Best Practises – Avoiding Code Smells
Code smell, if you haven’t heard that term before then you probably thought that the title of this article is just bad English. But ‘code smell’ is an actual term in the programming world, and it’s one you should become familiar with.
A code smell, simply put, is something in code that isn’t quite right and could be a surface indication to a much deeper problem in your code. While a code smell doesn’t mean your code is technically wrong, as the code may still function and the system performs correctly, think of a code smell as a weakness in the code. A section of code that doesn’t necessarily conform to good design principles or best practises.
So while it may not mean your code is buggy (yet), it’s still best to minimise code smell where possible. Within the context of test automation, there are a number of areas that usually fall foul of this particular problem and result in the whiffiest of smells.
First up, and the most common one I see, is duplicate code, particularly when it comes to tests. It’s easy to fall into the trap of writing duplicate code, especially in areas where you’re performing the same steps such as logging in to a system. These steps can’t be avoided, but if you find yourself writing the same code in multiple tests, then this is a code smell.

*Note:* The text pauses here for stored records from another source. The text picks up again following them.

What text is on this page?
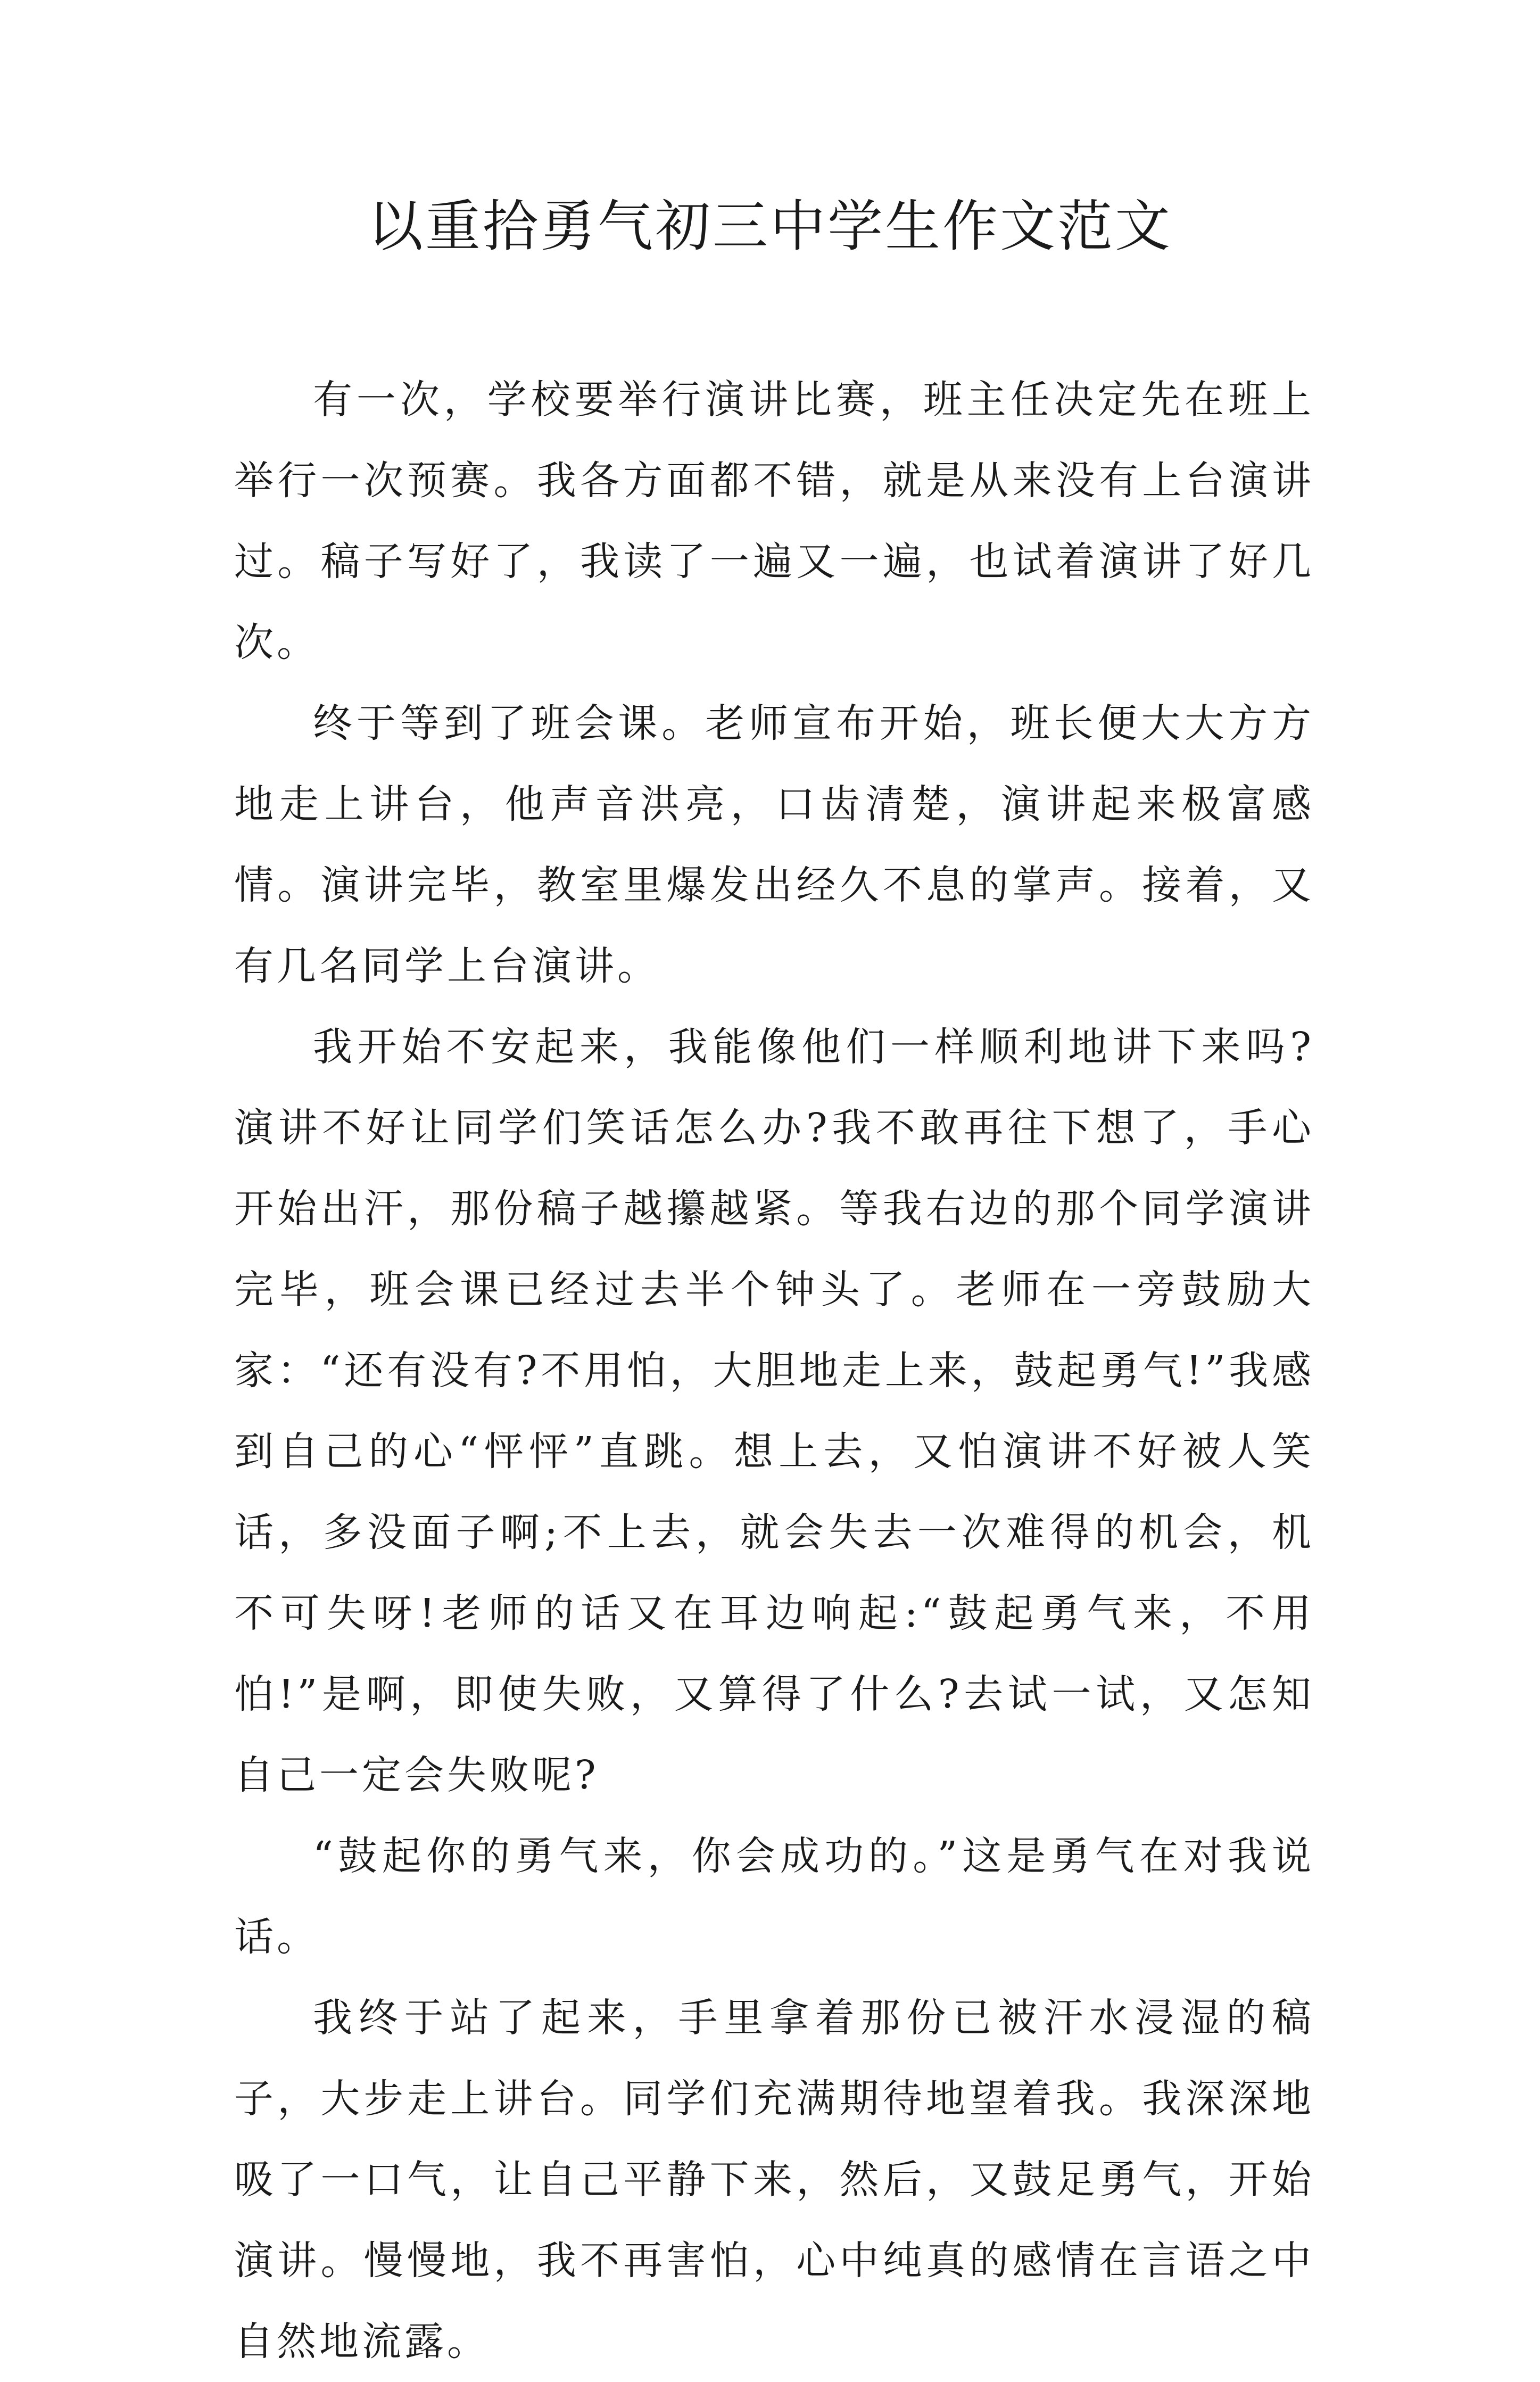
以重拾勇气初三中学生作文范文

有一次，学校要举行演讲比赛，班主任决定先在班上举行一次预赛。我各方面都不错，就是从来没有上台演讲过。稿子写好了，我读了一遍又一遍，也试着演讲了好几次。

终于等到了班会课。老师宣布开始，班长便大大方方地走上讲台，他声音洪亮，口齿清楚，演讲起来极富感情。演讲完毕，教室里爆发出经久不息的掌声。接着，又有几名同学上台演讲。

我开始不安起来，我能像他们一样顺利地讲下来吗?演讲不好让同学们笑话怎么办?我不敢再往下想了，手心开始出汗，那份稿子越攥越紧。等我右边的那个同学演讲完毕，班会课已经过去半个钟头了。老师在一旁鼓励大家：“还有没有?不用怕，大胆地走上来，鼓起勇气!”我感到自己的心“怦怦”直跳。想上去，又怕演讲不好被人笑话，多没面子啊;不上去，就会失去一次难得的机会，机不可失呀!老师的话又在耳边响起:“鼓起勇气来，不用怕!”是啊，即使失败，又算得了什么?去试一试，又怎知自己一定会失败呢?

“鼓起你的勇气来，你会成功的。”这是勇气在对我说话。

我终于站了起来，手里拿着那份已被汗水浸湿的稿子，大步走上讲台。同学们充满期待地望着我。我深深地吸了一口气，让自己平静下来，然后，又鼓足勇气，开始演讲。慢慢地，我不再害怕，心中纯真的感情在言语之中自然地流露。
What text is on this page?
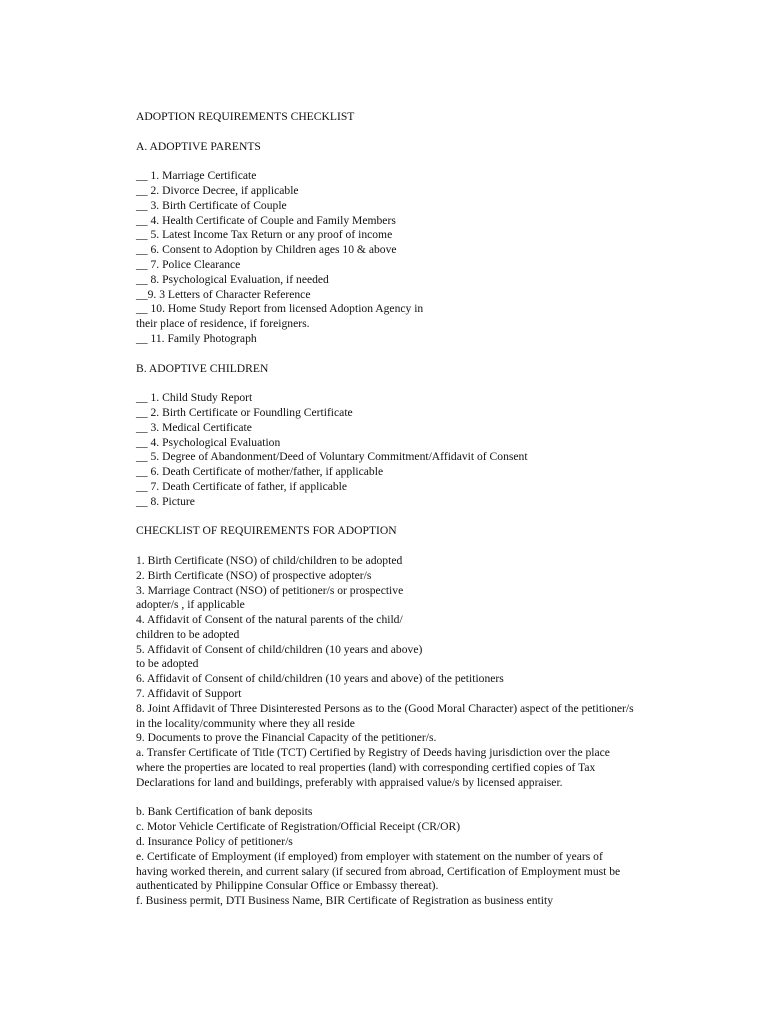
ADOPTION REQUIREMENTS CHECKLIST
A. ADOPTIVE PARENTS
__ 1. Marriage Certificate
__ 2. Divorce Decree, if applicable
__ 3. Birth Certificate of Couple
__ 4. Health Certificate of Couple and Family Members
__ 5. Latest Income Tax Return or any proof of income
__ 6. Consent to Adoption by Children ages 10 & above
__ 7. Police Clearance
__ 8. Psychological Evaluation, if needed
__9. 3 Letters of Character Reference
__ 10. Home Study Report from licensed Adoption Agency in
their place of residence, if foreigners.
__ 11. Family Photograph
B. ADOPTIVE CHILDREN
__ 1. Child Study Report
__ 2. Birth Certificate or Foundling Certificate
__ 3. Medical Certificate
__ 4. Psychological Evaluation
__ 5. Degree of Abandonment/Deed of Voluntary Commitment/Affidavit of Consent
__ 6. Death Certificate of mother/father, if applicable
__ 7. Death Certificate of father, if applicable
__ 8. Picture
CHECKLIST OF REQUIREMENTS FOR ADOPTION
1. Birth Certificate (NSO) of child/children to be adopted
2. Birth Certificate (NSO) of prospective adopter/s
3. Marriage Contract (NSO) of petitioner/s or prospective
adopter/s , if applicable
4. Affidavit of Consent of the natural parents of the child/
children to be adopted
5. Affidavit of Consent of child/children (10 years and above)
to be adopted
6. Affidavit of Consent of child/children (10 years and above) of the petitioners
7. Affidavit of Support
8. Joint Affidavit of Three Disinterested Persons as to the (Good Moral Character) aspect of the petitioner/s
in the locality/community where they all reside
9. Documents to prove the Financial Capacity of the petitioner/s.
a. Transfer Certificate of Title (TCT) Certified by Registry of Deeds having jurisdiction over the place
where the properties are located to real properties (land) with corresponding certified copies of Tax
Declarations for land and buildings, preferably with appraised value/s by licensed appraiser.
b. Bank Certification of bank deposits
c. Motor Vehicle Certificate of Registration/Official Receipt (CR/OR)
d. Insurance Policy of petitioner/s
e. Certificate of Employment (if employed) from employer with statement on the number of years of
having worked therein, and current salary (if secured from abroad, Certification of Employment must be
authenticated by Philippine Consular Office or Embassy thereat).
f. Business permit, DTI Business Name, BIR Certificate of Registration as business entity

The biggest problem with this is that while it may work now and be bug-free, if the system changes, you have to make the change to that code in every test you’ve repeated these steps.
The simple fix for this particular smell is to add a layer of abstraction. Create a method in a helper class that deals with this particular set of steps. All these tests that previously had the duplicate code can now call a single method, which also means just a single point of failure if the system changes.
We’ve all been there, that element you want to use has no ID and is nested so far into the DOM that the XPath or CSS selector is just horrible, but you’re not in the mood to create a relative path so you simply use ‘Copy XPath’ from DevTools and paste it in the hope that it never changes.
Again, this may work perfectly fine at the time, and if you’re lucky, for a while after that. But eventually, it will break, it’s just a matter of time. Using absolute paths and being lazy with your locators will only come back to bite you later on, and it’s one of the worst code smells.
Take the time to write solid relative locator paths initially and you will reap the rewards later on in terms of reliability and low maintenance. Of course, if ID or Name is ever available, just use those.
Long Class or Methods
When writing a new class, or even adding code to an existing class, it can be easy to forget the responsibility or the role of that class. What started off as a small, well-designed class can quickly grow into something that spans hundreds of lines of code. This is another bad code smell.
When a class becomes too big, it’s difficult to understand what the purpose of that class is and to follow exactly what is contained within that class. If a class is that long, then it probably contains more than one responsibility, and if you feel it doesn’t, then that responsibility should be reevaluated.
This same logic applies to methods as well. A method should do only one thing. So if your method is doing something with data, taking that data and doing something else with it, then performing an action based on that other thing, then this is bad. That method should be split into multiple methods, with one for each action that is being performed.
The exception to the rule is when a method is only doing one thing but is still considered long. This isn’t ideal but as long as the method is definitely only doing one thing and has one responsibility, it’s probably ok to leave it.
In a previous article, I discussed just how bad waits can be if used incorrectly and the difference between implicit and explicit waits. But it is so important to stress again, as the use of bad or inefficient waits is one of my least favourite code smells.
It’s easy to be tempted to put a Thread.Sleep or another type of implicit wait in your code, especially if you think it’s a one-off or inavoidable. Trouble is, it’s never just a one-off as you’ll do it again or they’ll be another similar wait elsewhere in the code.
These waits slow down your tests and if not kept in check, can add huge amounts of time on to the total runtime of your test suite.
Practise how to write good explicit or conditional waits that will not only produce far better and far more readable code but mean your tests aren’t waiting unnecessarily and slowing everything down
Incorrect Use of Asserts
I see this one far too often, and while it may not seem obvious, and in fact, may seem like it’s being helpful, it’s definitely a code smell.
If you’re writing methods in your helper classes, or worse your framework code that includes assertions, then your code hasn’t been well thought out. The framework shouldn’t be responsible for passing or failing a test, it is the job of the test itself to determine the result. Having multiple points of failure across several layers of abstraction can make it an absolute nightmare to debug, or to read results in reports generated by your CI/CD platform.
If you feel a method is suited to having an assert, reassess what it is that the test that is using that method is actually doing, or allow the method to instead determine the state of play and return something, which the test can use to perform an assertion. But never allow assertions to go above the level of the test, not if you don’t want to cause an almighty pong with your code.
So, there are five of the most common areas in the context of test automation that usually have smelly code. If your code is guilty of one of the above, or all of them, don’t be disheartened. As mentioned at the start of the post, having a code smell doesn’t mean your code has bugs in it, far from it. Your code may perform flawlessly for years even with numerous code smells in, but it’s important to understand and be able to identify what a code smell is so that you can improve your code and refactor where necessary.
Make a point of trying to sniff out these smells when you get a quiet period, spotting them early can save you a lot of pain later on when the problem can become very deeply rooted into your code.